Cameron Students Lend Help in Shawnee Tornado Clean-up

SHAWNEE, Okla._ Some Cameron students aren't spending their first few days of summer at the pool.

Instead, the group is helping to clean up what a devastating tornado tore down. They left Tuesday morning for Shawnee, Oklahoma, volunteering through an international disaster relief organization called "Samaritan's Purse."

The tornado swept through town just over a week ago, but a quick look at the mess left behind tells anyone the clean-up is far from over.

The sight is truly heartbreaking. Crushed cars, people living in tents next to their demolished homes, and household appliances jutting from piles of endless debris.

Cornelius Morning, a Cameron sophomore  from California was taken aback by what she saw.

"I've never seen anything like this," she said. "I saw it on TV when I watched that movie 'Twister', but I didn't know this was real."

After hearing of the tornadoes, she said she couldn't find a way to help fast enough. When she heard of the Cameron group coming to Shawnee, she signed up immediately.

Leslie Cothren, the Student Activities Specialist at Cameron, said she wanted her students to get plugged in there for a specific reason.

"This seemed to be one of the more forgotten areas. Everyone is going to Moore, so we decided Shawnee was a good place to go," she said.

When the group arrived, they saw the need for immediate help.

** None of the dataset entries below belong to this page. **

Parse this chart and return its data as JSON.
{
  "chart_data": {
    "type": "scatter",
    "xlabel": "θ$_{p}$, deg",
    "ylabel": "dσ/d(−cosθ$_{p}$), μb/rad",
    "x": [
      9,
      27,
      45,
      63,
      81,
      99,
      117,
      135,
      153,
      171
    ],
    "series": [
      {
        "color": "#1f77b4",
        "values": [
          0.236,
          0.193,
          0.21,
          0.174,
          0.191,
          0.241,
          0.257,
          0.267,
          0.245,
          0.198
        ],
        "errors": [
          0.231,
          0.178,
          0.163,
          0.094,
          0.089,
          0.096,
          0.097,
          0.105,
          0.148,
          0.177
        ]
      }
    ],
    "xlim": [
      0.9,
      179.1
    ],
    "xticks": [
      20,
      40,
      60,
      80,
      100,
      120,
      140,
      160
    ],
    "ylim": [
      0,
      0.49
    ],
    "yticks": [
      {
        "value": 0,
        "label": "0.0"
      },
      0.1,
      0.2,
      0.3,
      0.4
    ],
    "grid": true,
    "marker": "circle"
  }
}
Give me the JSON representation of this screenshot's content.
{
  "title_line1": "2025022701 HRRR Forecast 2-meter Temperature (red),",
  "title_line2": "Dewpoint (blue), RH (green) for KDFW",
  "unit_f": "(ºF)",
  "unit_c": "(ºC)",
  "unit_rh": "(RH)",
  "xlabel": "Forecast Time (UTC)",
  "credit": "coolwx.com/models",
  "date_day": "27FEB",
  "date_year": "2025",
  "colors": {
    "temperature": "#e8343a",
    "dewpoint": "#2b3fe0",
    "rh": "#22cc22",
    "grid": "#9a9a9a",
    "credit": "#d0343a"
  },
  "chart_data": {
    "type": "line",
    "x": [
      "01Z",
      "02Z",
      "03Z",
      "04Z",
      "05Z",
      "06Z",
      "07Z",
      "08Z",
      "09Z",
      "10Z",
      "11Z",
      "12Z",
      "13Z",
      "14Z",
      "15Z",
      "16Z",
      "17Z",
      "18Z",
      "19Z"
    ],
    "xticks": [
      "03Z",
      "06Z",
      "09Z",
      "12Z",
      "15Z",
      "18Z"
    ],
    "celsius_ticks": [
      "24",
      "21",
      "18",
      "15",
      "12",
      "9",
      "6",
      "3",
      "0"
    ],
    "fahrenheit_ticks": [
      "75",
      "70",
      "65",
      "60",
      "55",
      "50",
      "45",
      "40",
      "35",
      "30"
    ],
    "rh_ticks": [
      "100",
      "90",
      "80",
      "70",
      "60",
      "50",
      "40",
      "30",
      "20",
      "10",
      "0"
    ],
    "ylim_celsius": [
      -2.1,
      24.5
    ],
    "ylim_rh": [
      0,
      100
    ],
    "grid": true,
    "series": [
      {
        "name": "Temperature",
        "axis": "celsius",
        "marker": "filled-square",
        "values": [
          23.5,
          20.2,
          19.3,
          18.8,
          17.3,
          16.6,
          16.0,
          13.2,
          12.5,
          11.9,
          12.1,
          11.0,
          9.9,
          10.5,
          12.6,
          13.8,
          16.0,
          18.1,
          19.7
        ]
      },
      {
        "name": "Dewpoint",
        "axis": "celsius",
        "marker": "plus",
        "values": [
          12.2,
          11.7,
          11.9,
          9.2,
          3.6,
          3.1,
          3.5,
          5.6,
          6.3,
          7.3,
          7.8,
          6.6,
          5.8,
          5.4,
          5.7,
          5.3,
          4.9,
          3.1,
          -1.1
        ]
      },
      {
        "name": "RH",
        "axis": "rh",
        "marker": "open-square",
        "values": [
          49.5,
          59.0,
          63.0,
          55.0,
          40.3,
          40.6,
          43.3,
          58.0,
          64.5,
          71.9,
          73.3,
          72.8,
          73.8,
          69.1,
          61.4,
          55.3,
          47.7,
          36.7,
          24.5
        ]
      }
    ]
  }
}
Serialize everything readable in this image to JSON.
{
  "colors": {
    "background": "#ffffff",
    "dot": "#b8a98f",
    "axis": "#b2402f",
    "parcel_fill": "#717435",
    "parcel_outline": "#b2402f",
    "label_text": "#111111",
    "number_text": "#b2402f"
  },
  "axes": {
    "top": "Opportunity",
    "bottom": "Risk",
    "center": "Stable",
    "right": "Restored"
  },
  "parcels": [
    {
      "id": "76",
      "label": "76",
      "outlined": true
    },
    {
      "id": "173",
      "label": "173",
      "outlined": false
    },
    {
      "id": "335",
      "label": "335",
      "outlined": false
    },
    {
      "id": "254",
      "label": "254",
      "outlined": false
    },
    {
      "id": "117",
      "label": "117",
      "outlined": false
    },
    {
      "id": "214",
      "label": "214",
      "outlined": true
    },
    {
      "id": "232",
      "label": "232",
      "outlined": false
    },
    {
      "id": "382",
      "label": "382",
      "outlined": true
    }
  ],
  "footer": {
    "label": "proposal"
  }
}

"It's just terrible that people's houses were destroyed and people lost everything they had," said Cameron sophomore Christopher Greene 

It's a lot more than I was expecting," said Sarah McLaughlin, another student volunteer. "It's gonna take a lot of cleanup."

Clean-up started as soon as they got to their destination. Their job, to sort through debris putting leaves and garbage in one pile and keepsakes in another, all while being surrounded by the former homeowners some now living in tents.

"It's rough. You don't think of that part. You think, 'Oh, they're gonna be in a hotel,'. But, this is their home. This is their family property or their land, or where they grew up. So it's hard to just leave it and go somewhere else when all your stuff is here, even if it's not the way that you knew it," Cothren said.

There is always a light at the end of the tunnel though, and today it came in the form of a tiny, but meaningful keepsake that somehow weathered the storm.

"We found a Christmas ornament, wrapped up in a piece of paper," Morning said. "It was perfect, like brand new."

The group of Cameron students did just what they needed to on Tuesday, reminding the people of Shawnee they are anything but forgotten, and that in the wake of disaster there is always hope.

Many of those students expressed an interest in returning to Shawnee when the rebuilding"process begins. Cothren said she is working to get groups together to go on Fridays once the fall semester begins.